Jeremiah poussa un long soupir d'aise en s'asseyant sur un tonneau, se rhabillant tranquillement et tentant de discipliner sa chevelure alors que l'endorphine envahissait son corps. Il n'avait qu'une envie, c'était de faire une sieste.
Mais c'est en sortant de la réserve que son devoir le rattrapa.
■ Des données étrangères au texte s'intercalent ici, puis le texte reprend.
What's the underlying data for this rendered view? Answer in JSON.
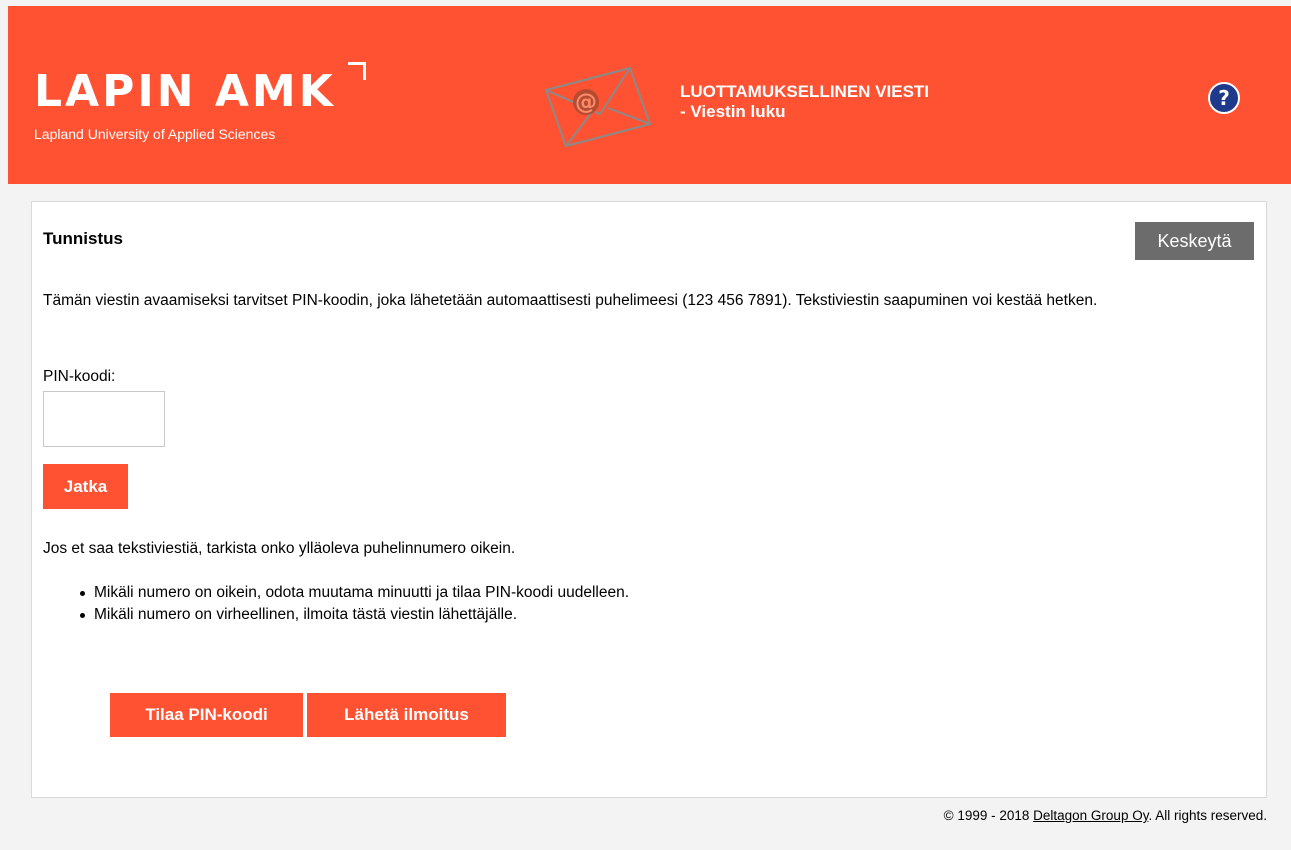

Il manqua de se cogner contre une des intendantes du château, cette dernière le dévisageant avec sévérité malgré son statut.
— Monseigneur, commença-t-elle d'un ton sec, on a demandé votre présence immédiate à la sortie de Voile-d'hiver.
— Très bien... et euh...
— La princesse régente souhaiterait également s'entretenir avec vous avant le diner. Elle vous attendra dans la salle du trône.
— Parfait mais... Comment avez-vous su que j'étais ici ?
— Rien n'échappe à mes oreilles, monseigneur.
— Et est-ce que vous avez vu ou entendu quelque chose de dérangeant ?
La vieille femme ne répondit pas, se contentant de toiser le prince avant de faire une révérence et de repartir en direction des cuisines. Jeremiah frotta sa nuque par contrariété d'avoir été surpris et se mit à espérer que l'intendante resterait discrète sur ses agissements de Don Juan.
Ce n'est qu'une heure après qu'il se retrouva à traverser les rues calmes de la capitale Voile-d'hiver subissant une nouvelle tombée de flocon de neige. Tous les habitants et visiteurs étaient enfermés au chaud dans les établissements nocturnes alors que le soleil n'était même pas encore couché.
Le prince continua de marcher jusqu'à la sortie de la ville et ça, malgré son désir de se réchauffer dans n'importe quelle taverne, lorsqu'une main levée et s'agitant devant lui le fit accélérer le pas.
Il reconnut immédiatement la personne l'ayant fait appeler et la suivit pendant de longues minutes jusqu'à l'orée de la forêt bordant le château. L'endroit était plutôt calme mais assez proche de la civilisation pour qu'il ne soit pas dangereux pour le prince.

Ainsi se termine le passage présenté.